Greetings from Hilltop. It’s another beautiful day at Camp. The heatwave has passed, and it’s nothing but gorgeous mid-70s San Juan Islands summer weather. Our first round of Senior Trips are off on their adventures. Carlyn stopped at Camp after completing her round-the-county leg and is headed south across the Strait of Juan de Fuca. All is right with the world.

There’s a saying at Camp – the days are long, but the weeks are short. I feel that this week, and I know many campers and staff are as well. So much happens in a day at Camp. If you try to tell someone the full story of the day in the evening, you end up going to bed too late. At the same time, it seems like maybe a day or two ago that we had our first Evening Fire. Of course, it’s been seven days. That’s just how Camp goes. I think it comes from being fully present in this space. There’s something about being in the here and now, putting the outside world in the back of your mind, and just focusing on the present and the people around you that warps your sense of time (in a good way).

Today, of course, is the Fourth of July, Independence Day.
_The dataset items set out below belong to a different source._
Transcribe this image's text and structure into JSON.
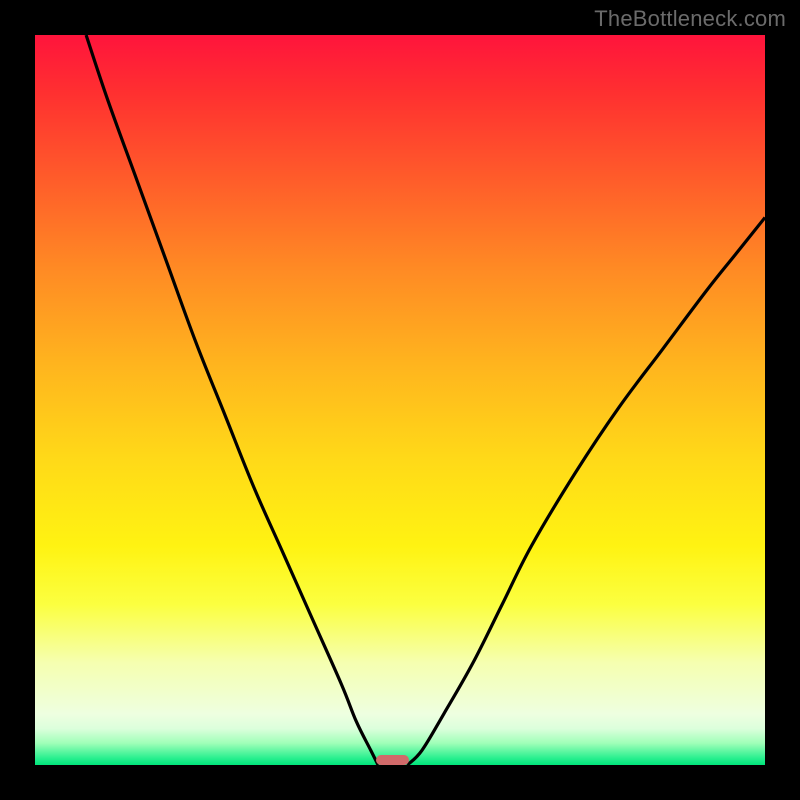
{
  "watermark": "TheBottleneck.com",
  "chart_data": {
    "type": "line",
    "title": "",
    "xlabel": "",
    "ylabel": "",
    "xlim": [
      0,
      100
    ],
    "ylim": [
      0,
      100
    ],
    "grid": false,
    "series": [
      {
        "name": "left-branch",
        "x": [
          7,
          10,
          14,
          18,
          22,
          26,
          30,
          34,
          38,
          42,
          44,
          46,
          47
        ],
        "values": [
          100,
          91,
          80,
          69,
          58,
          48,
          38,
          29,
          20,
          11,
          6,
          2,
          0
        ]
      },
      {
        "name": "right-branch",
        "x": [
          51,
          53,
          56,
          60,
          64,
          68,
          74,
          80,
          86,
          92,
          96,
          100
        ],
        "values": [
          0,
          2,
          7,
          14,
          22,
          30,
          40,
          49,
          57,
          65,
          70,
          75
        ]
      }
    ],
    "annotations": [
      {
        "name": "min-marker",
        "x": 49,
        "y": 0,
        "width_pct": 4.5,
        "height_pct": 1.4,
        "color": "#d16a6a"
      }
    ],
    "background": {
      "type": "vertical-gradient",
      "top_color": "#ff143c",
      "mid_color": "#ffd918",
      "bottom_color": "#00e47a"
    }
  }
}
Given the year we’ve all been through, that word, “independence” carries new weight. We’ve always touted the benefits of Camp beyond just the fun, and independence has always been high on the list. Occasionally, I run into a parent concerned that spending summers at Camp won’t build a resume enough for a college-bound teenager. If I’m feeling a bit salty, I often respond, “Camp may not help your kid get into Yale, but it will help them not to kill their freshman year roommate.” The construction of that sentence may be jokey, but the point of it isn’t a joke at all. Most of the young people who struggle in college don’t struggle with academics. They struggle with being away from home for the first time. Young people with a quality camp experience have practice being away from home. They’ve flexed those emotional muscles and gained skills. They’re more likely to succeed.
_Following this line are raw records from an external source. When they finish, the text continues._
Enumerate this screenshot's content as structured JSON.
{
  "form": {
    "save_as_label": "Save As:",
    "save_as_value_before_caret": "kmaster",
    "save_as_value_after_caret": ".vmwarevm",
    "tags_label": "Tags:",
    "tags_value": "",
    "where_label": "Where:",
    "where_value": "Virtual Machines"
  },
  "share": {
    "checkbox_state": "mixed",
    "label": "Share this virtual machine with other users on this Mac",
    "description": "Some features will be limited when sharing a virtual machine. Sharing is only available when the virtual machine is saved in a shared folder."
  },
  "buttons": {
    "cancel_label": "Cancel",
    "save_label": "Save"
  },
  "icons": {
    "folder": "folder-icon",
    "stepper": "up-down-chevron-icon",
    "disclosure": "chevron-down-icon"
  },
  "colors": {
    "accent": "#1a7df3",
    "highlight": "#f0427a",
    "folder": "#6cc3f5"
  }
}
After this extraordinary year that we’ve all been through, the need to flex those muscles is even starker. In the spring, people would ask me some version of, “How do you think these kids will be at Camp with all they’ve been through in the pandemic?” I would answer that I don’t think it’s melodramatic to refer to the last year-plus as a trauma. People who’ve experienced trauma often behave in surprising ways, and if kids behave in surprising ways this summer, we’ll be ready to support them. At the same time, I’d also tell a story about two boys I think of often. Several years ago, I was walking through boys’ side, thinking about kids and technology and camp and how it all works, and worrying a bit that our strict technology policies might make us irrelevant to modern kids and families. As I worried about this and walked, I encountered two Junior boys, playing swords with two sticks, as Westward Ho campers have for nearly 100 years, and as boys in the woods generally have for centuries. When you put kids in an outdoor setting with caring young adults, a sense of belonging and community, and great activities, great things happen. That was as true when the latest technology was a Walkman as it is now. It was true before the pandemic, it is now as we enter its late days in the United States, and it will be moving forward.
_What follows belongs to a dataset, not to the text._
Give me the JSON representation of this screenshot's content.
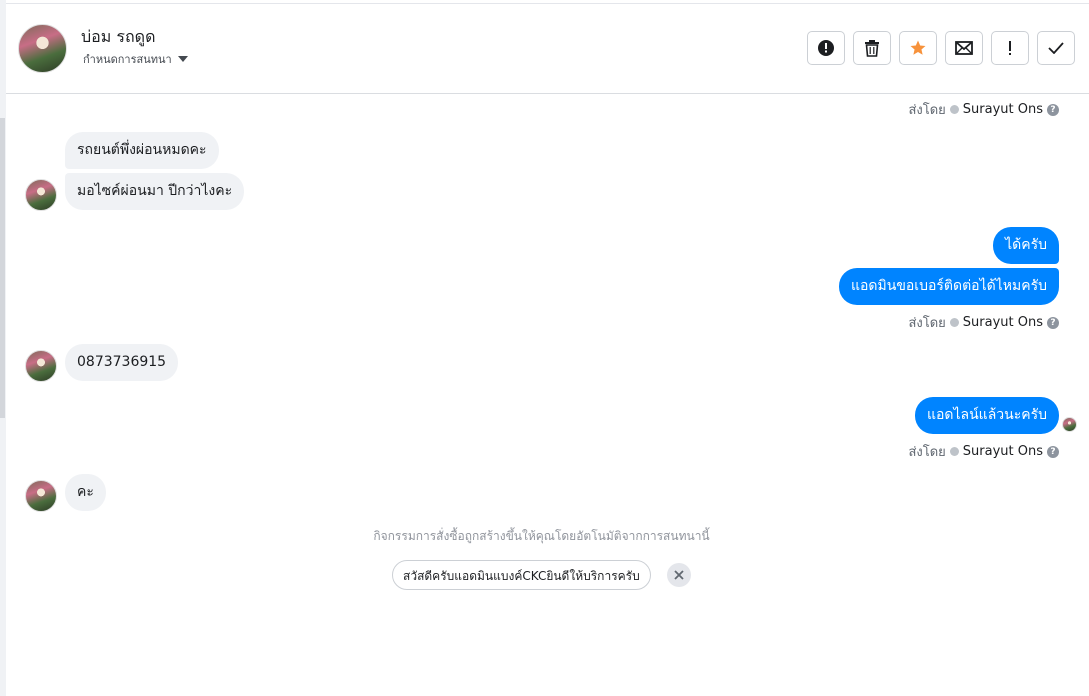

The truth of it isn’t as simple as my either/or traumatized kids vs. kids will revert to normal at Camp construction. It’s both simultaneously. They have been through an extraordinary trauma, and being here is healing.

Okay, off my soapbox for now. Back to the Fourth of July. We’ve got a great day planned. We had a Sunday sleep-in this morning. We had a great breakfast, Sunday Assembly, work projects, and an extra-long rest hour. Normally, for the Four of July, we parade to Deer Harbor. This year, we can’t go off the property, so we’re going to parade from the Craft Courts to Land Sports. That may seem a little underwhelming, but what the kids don’t know is that when we get to Land Sports, waiting for them there will be all sorts of fair games. We’ll have watermelon eating contests, corn hole, snow cones, a Commonwealth Corner with our British, Canadian, and Australian Friends (with tea), and lots of other fun. It should be a blast.

Thank you for sharing your children with us. It’s so great to have them here. We’ll keep doing our thing, with long days and short weeks, for as long as we can.